According to Kenneth W. Starr in his Feb. 19 Washington Times Op-Ed column, “A stitch in crime,” the Microsoft antitrust settlement contains loopholes that allow Microsoft to avoid competing in the marketplace on the merits. Yet rather than attack Microsoft, perhaps Mr. Starr should reorient his gaze to the antitrust laws themselves.
Under the antitrust laws, the government has penalized Microsoft for improving its products, controlling the terms of sale of its own property and earning the loyalty of millions of its customers. In a free market, Microsoft’s achievements would be held up as a model of how to create and maintain a highly productive, innovative company. Yet under antitrust laws, these same achievements are criminal.
Never mind that, unlike a government regulator, Microsoft cannot outlaw the competition. Never mind that the only real barriers to competition with Microsoft are technical and business acumen. Under the antitrust laws, Microsoft, by virtue of its success, is a coercive threat to the unsuccessful. The gauge of Microsoft’s compliance with the law is how much its competitors are gaining at Microsoft’s expense.

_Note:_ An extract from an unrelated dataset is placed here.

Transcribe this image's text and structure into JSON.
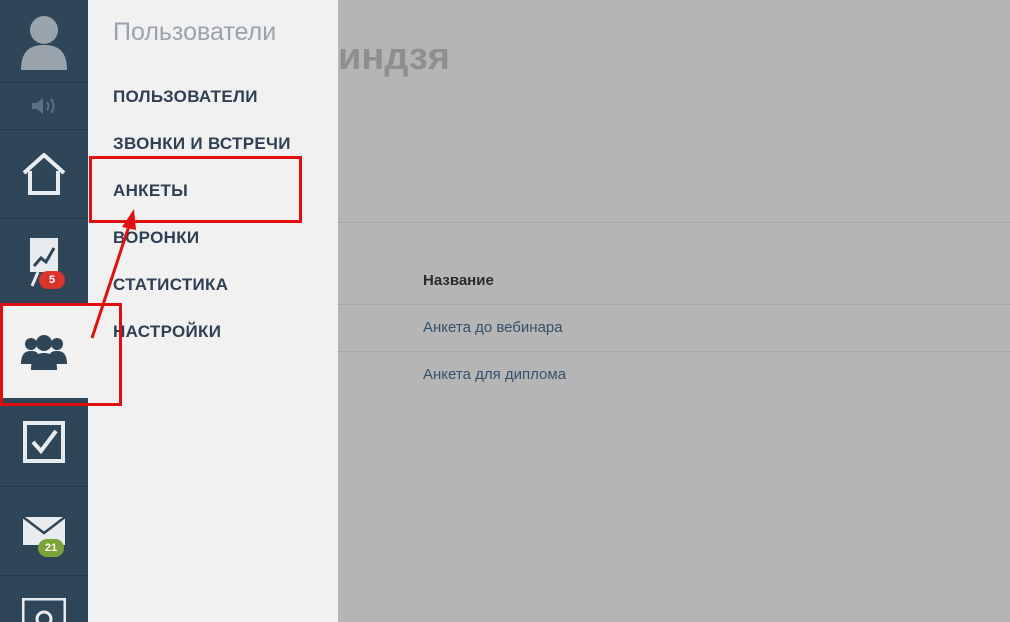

It should be obvious that a standard that demands that a company sacrifice itself to its competitors is unjust. Yet, never in the history of the Microsoft antitrust case has there been a loud call for a re-examination of antitrust law itself. Government and industry antitrust attorneys have pored over tens of thousands of documents, looking for instances of Microsoft’s transgressions. They have missed the transgressions of a government that criminalizes ordinary business behavior in the name of protecting the marketplace.